When someone says "Social Media," what generally comes to mind are Facebook and Twitter – in the news, explosively expanding, highly influential brands.
But the sheer size of the Internet means less well-known but very popular sites go unnoticed.
A prime example is Reddit.
Reddit bills itself as "the front page of the Internet," and in a way that's what it is.
Reddit users, called Redditors, contribute content by posting links, photos, videos or text about anything to the site. Other users are free to comment on the posts, "upvote" a post if they like it or "downvote" a post if they don't. This has the effect of culling out content people aren't interested in.
The front page of Reddit features some of the most popular content on the site, pulled from a variety of different topical pages known as "sub-Reddits."
These include standard categories like "Politics," "Science," "Music," "Movies" and "World News," and unique ones such as "IAMA," where people who have had unique jobs or careers (this has included actors, writers and political figures, including President Barack Obama) answer questions from the community at large. The "IAMA" name comes from the phrase "I Am A," because posts typically read something like "IAmA Theoretical Particle Physicist, Ask Me Anything."

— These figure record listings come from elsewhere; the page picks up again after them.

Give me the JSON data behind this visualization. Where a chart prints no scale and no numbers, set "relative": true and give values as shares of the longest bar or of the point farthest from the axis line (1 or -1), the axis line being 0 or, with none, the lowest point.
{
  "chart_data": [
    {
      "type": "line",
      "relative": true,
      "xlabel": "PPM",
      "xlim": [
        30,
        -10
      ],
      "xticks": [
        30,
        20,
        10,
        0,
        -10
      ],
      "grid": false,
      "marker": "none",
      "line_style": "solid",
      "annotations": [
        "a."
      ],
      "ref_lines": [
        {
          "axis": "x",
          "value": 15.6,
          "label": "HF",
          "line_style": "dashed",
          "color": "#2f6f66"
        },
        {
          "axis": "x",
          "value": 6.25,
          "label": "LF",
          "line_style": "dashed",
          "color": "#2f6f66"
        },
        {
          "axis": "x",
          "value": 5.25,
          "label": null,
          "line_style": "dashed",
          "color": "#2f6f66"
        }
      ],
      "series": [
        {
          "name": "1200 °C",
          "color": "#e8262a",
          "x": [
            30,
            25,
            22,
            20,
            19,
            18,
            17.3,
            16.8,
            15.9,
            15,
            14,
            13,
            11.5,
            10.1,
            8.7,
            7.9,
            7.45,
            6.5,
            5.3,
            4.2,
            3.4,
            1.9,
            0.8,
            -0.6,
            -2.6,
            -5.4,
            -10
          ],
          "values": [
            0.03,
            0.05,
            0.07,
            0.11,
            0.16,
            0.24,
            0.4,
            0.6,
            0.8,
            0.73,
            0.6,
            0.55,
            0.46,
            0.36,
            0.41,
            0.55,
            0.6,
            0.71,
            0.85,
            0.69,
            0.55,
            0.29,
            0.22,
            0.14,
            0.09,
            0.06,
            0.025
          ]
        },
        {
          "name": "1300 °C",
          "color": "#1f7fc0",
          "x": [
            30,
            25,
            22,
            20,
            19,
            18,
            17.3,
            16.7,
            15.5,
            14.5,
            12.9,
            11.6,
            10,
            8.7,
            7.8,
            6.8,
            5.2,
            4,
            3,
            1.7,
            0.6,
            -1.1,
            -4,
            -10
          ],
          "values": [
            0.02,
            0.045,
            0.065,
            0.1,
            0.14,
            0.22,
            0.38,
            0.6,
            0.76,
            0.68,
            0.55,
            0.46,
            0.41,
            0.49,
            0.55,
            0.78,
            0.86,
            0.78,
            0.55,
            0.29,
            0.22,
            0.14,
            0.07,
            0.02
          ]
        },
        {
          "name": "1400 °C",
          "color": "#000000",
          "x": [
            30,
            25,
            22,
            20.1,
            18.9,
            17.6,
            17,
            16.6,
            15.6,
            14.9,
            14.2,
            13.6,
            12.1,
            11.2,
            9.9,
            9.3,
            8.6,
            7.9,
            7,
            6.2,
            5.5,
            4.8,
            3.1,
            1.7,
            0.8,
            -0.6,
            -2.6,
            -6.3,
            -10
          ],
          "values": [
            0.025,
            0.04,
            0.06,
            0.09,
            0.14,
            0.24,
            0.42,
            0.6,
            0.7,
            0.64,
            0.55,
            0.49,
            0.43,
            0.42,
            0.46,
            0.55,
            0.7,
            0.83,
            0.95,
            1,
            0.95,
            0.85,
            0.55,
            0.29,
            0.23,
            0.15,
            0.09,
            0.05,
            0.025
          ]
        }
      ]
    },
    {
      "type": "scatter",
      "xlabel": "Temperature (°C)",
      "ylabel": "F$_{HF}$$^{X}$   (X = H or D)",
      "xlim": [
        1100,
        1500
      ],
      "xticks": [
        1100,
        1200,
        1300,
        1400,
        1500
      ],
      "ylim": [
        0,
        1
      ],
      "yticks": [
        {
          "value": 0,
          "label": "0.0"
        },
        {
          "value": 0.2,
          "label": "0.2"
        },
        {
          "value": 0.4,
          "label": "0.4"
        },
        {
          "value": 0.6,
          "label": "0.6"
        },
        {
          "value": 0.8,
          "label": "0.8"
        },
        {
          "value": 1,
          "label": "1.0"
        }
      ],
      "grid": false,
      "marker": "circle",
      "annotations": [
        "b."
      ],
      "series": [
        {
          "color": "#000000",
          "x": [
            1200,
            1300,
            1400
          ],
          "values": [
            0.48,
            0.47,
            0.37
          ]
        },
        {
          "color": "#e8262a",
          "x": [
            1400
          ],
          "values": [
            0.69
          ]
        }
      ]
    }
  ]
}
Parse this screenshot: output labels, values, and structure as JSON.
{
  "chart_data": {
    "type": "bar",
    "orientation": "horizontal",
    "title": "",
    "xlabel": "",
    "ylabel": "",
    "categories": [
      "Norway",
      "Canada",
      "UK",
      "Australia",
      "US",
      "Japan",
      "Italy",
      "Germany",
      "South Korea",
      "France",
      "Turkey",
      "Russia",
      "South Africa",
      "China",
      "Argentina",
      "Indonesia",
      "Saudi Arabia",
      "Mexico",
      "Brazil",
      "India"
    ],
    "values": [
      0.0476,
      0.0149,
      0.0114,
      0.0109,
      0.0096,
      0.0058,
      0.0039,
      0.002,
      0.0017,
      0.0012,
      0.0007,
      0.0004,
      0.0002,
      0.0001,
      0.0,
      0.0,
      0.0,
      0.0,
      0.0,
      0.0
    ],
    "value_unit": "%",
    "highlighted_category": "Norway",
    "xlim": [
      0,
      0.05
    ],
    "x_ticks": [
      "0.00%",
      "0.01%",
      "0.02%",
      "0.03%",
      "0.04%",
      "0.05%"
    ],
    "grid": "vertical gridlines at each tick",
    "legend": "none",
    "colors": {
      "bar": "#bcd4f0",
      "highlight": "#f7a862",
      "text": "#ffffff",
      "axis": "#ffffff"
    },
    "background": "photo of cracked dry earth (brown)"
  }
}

There are hundreds of sub-Reddits, for just about anything that interests anyone. There are support forums where people can ask questions or get advice on illnesses, automotive repair or photography, to name a few.
Of course, like so many things on the Internet, there's a dark side to Reddit. I've heard it said that Reddit contains both the best and the worst of the Internet, and it's true. If you stick to relatively mainstream sections that are well moderated, you'll be OK, but there are some areas of the site where nearly anything goes, so if you decide to pay the site a visit, consider yourself warned.
In general, if you're easily offended, I'd recommend staying away – but if you've got a relatively thick skin or a good sense of humor, it's a great place to find articles and information you'd likely have trouble digging up by yourself.
Having a Reddit account is not necessary to view Reddit posts, but it is necessary to make them.